ROMA – Lancia un appello al mondo accademico, perché «si ribelli» e intervenga «a tutela degli studenti». Riccardo Pacifici, presidente della Comunità ebraica romana, ha già preannunciato che denuncerà il professore negazionista e i suoi siti, ma chiede anche ai colleghi di agire per «evitare che certe persone possano entrare in contatto con gli studenti». Al telefono da Israele dice: «Il corpo docente non volti la faccia, prenda atto del problema e ci aiuti affinché l´Italia si doti di leggi che rendano reato il negazionismo».
Il caso di Caracciolo è tutt´altro che isolato: per Pacifici negli atenei italiani esisterebbe una «vera e propria rete negazionista», che unisce «alcuni docenti e studenti». La definisce una “joint venture” nel nome dell´odio per Israele e gli ebrei, alimentata, tra le altre cose, dalle esternazioni del presidente iraniano. Una rete antisemita che ha trovato nel web un alleato. Già nell´ottobre dello scorso anno, l´esponente della comunità ebraica aveva consegnato alla polizia postale un dossier, nel quale era riportato un nutrito elenco di siti con contenuti antisemiti e negazionisti. Le indagini sono ancora in corso, ma adesso, dice, «è arrivato il momento di parlarne». «Il problema della rete è che non ha controlli – sottolinea Pacifici. Il rischio, di fronte ad un sito aperto a Mosca, è che ci si possa scrivere di tutto. Bisogna intervenire dal punto di vista legislativo anche in questo senso». Le dichiarazioni di sdegno, che si sono susseguite nel corso della giornata, «non sono sufficienti», continua: «Non basta una condanna unanime. Bisogna agire sul profilo penale».

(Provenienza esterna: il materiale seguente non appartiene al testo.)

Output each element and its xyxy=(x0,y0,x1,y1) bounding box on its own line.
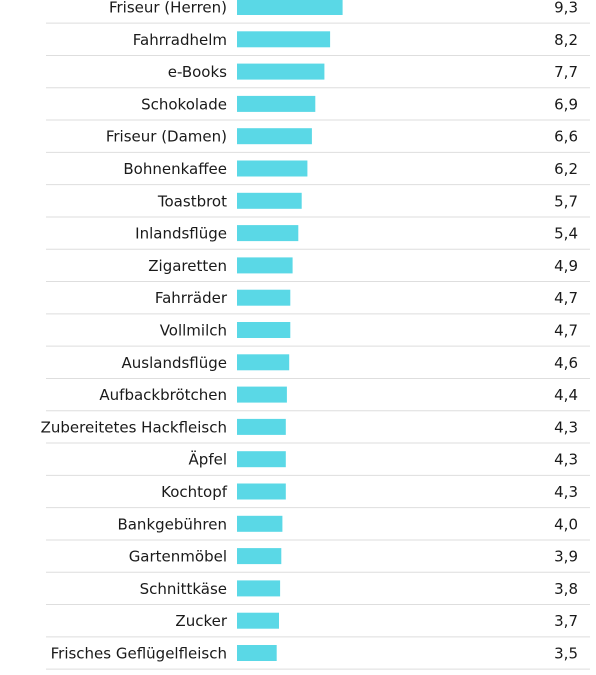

«Non è la prima volta», ricorda David Meghnagi, docente all´università di Roma Tre e membro della Delegazione italiana presso la Task Force for International Cooperation on Holocaust Remembrance and Education. È già successo «all´università di Teramo e in Sardegna dove un professore aveva inserito negli annali del suo ateneo un articolo pieno di frasi antisemite e poi è stato espulso». E denuncia: «È grave che sia un docente a diffondere idee negazioniste anche per il ruolo che ricopre. Questo caso una questione etica». Anche perché aggiunge Meghnagi: «Quello che dice non ha nulla a che vedere con la libertà di pensiero né di parola: la sua è un´operazione pericolosa e spregiudicata nell´ambito del dibattito contemporaneo. È una falsificazione di fatti storici strumentale, che vuole colpire la comunità ebraica. Gli organi accademici devono affrontare la questione».